We’ve collected examples that align all three approaches to show that when designers drill down into the details of dentistry, spaces can make patients smile.

KU64 Dental Specialists
Karhard Architektur + Design

Each of the examination rooms in the office includes a window looking out over the city, while some feature large-scale photographic prints depicting Baroque interiors, landscapes, and vistas.
Each of the examination rooms in the office includes a window looking out over the city, while some feature large-scale photographic prints depicting Baroque interiors, landscapes, and vistas. (Stefan Wolf Lucks)

On the other side of the pond, German architects Karhard Architektur + Design divide patient rooms from circulation and waiting areas with transparency instead of the usual poché.

In the offices for KU64 Dental Specialists, the firm deploys fritted glass walls and brightly patterned wallpapers depicting local flora and fauna for maximum dissociation. These colorful spaces are intended to provide a visual distraction as well as personal comfort.

The offices include a dental surgery wing divided into sterile and nonsterile areas by a faceted airlock while also offering an area of themed recovery rooms to help patients come to. These loungelike rooms—cloaked in cross-stitched end-grain plywood, accented with photo murals depicting Baroque interiors, and filled with chrome-wrapped seating—look out over leafy, urban vistas.

Santa Monica Orthodontics
Sharif, Lynch: Architecture

Sharif, Lynch: Architecture’s kid-friendly orthodontics office in Santa Monica features dichromatic glass wall panels that glide on glass sliding-door hardware by C.R. Laurence and a custom-made sink basin designed by Sharif, Lynch principal Mohamed Sharif.
Sharif, Lynch: Architecture’s kid-friendly orthodontics office in Santa Monica features dichromatic glass wall panels that glide on glass sliding-door hardware by C.R. Laurence and a custom-made sink basin designed by Sharif, Lynch principal Mohamed Sharif. (Monica Nouwens)

For Santa Monica Orthodontics in California, Los Angeles–based Sharif, Lynch: Architecture uses subtle abstraction to create surprisingly kid-friendly spaces.
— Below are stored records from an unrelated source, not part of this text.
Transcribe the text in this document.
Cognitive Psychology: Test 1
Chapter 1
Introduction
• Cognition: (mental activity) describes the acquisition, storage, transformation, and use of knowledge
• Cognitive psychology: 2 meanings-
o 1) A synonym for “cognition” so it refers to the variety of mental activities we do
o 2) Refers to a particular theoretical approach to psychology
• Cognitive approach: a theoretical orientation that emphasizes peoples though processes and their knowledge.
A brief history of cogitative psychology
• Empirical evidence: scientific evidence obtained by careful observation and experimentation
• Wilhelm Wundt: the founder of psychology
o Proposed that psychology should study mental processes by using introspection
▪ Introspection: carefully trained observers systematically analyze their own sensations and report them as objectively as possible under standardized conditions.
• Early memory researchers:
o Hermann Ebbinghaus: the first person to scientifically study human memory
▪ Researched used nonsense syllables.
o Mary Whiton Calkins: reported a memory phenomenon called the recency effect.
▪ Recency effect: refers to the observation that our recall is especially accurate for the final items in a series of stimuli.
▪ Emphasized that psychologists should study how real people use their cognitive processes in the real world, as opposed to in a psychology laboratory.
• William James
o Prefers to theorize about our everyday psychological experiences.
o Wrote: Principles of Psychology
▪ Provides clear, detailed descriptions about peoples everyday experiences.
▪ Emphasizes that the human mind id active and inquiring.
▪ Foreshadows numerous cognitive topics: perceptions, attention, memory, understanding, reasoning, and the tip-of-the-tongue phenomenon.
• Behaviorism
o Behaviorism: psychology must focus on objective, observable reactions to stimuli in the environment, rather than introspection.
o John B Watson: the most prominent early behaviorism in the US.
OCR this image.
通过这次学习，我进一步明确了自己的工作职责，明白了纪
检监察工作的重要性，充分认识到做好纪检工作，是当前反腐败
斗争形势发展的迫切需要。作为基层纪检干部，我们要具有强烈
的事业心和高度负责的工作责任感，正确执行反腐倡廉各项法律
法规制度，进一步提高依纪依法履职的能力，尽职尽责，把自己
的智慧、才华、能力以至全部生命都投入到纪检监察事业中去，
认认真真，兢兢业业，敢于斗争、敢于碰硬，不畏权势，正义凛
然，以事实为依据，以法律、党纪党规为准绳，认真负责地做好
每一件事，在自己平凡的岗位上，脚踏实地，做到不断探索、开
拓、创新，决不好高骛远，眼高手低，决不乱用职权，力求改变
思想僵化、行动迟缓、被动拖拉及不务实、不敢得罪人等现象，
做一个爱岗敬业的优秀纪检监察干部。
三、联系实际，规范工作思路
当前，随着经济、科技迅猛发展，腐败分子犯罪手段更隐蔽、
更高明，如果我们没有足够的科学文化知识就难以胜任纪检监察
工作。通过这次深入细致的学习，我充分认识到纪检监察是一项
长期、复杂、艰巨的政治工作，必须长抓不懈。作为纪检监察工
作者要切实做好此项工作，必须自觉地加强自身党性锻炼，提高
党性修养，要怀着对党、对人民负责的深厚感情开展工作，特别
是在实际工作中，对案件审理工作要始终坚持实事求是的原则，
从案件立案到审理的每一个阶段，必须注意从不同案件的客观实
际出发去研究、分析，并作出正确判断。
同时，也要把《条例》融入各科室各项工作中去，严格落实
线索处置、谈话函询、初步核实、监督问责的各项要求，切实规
With an emphasis on “graphic flatness and tectonic fullness,” the designers interrupt cool materials with dramatic points of visual interest to bridge the front- and back-of-house sections of the office.

The dichotomy is most pronounced where sliding acrylic and glass panels separate an open treatment room from a mix of ancillary spaces located beyond. The prismatic, dichromatic panels change color throughout the day, running from purple to gold as the lighting conditions behind them shift.

Mohamed Sharif, founding principal at Sharif, Lynch, said, “We wanted to break free of the typical associations we might have with normative medical spaces by creating details for anyone who cares to linger.”

MINT, D.D.S.
Höweler + Yoon Architecture

For the project, designers from Höweler + Yoon Architecture worked to fabricate a series of laminated Baltic birch plywood fins to create visual and material interest in the waiting areas and along the office hallways.
For the project, designers from Höweler + Yoon Architecture worked to fabricate a series of laminated Baltic birch plywood fins to create visual and material interest in the waiting areas and along the office hallways. (John Horner/Courtesy of Höweler + Yoon Architecture)

Höweler + Yoon Architecture (HYA), on the other hand, takes an opposite tack by using patterned millwork and monochromatic, faceted surfaces to conceal medical equipment and storage spaces for the MINT dental clinic in Boston.

Here, the designers line an interior hallway with cabinets sheathed in CNC-milled, laminated Baltic birch plywood panels studded with pointillist representations of buoyant clouds. The arrangement, an effort to be “strategic with thickness,” according to Eric Höweler, founding principal at HYA, creates an “almost spalike appeal” to the spaces while also providing clear circulation routes as well as privacy for each of the operating suites.

An accent wall located behind a stark-white reception desk uses serial end-grain panels as a faceted backdrop for the office waiting areas, elements that help the firm develop an “exceptional project with a nonexceptional budget.”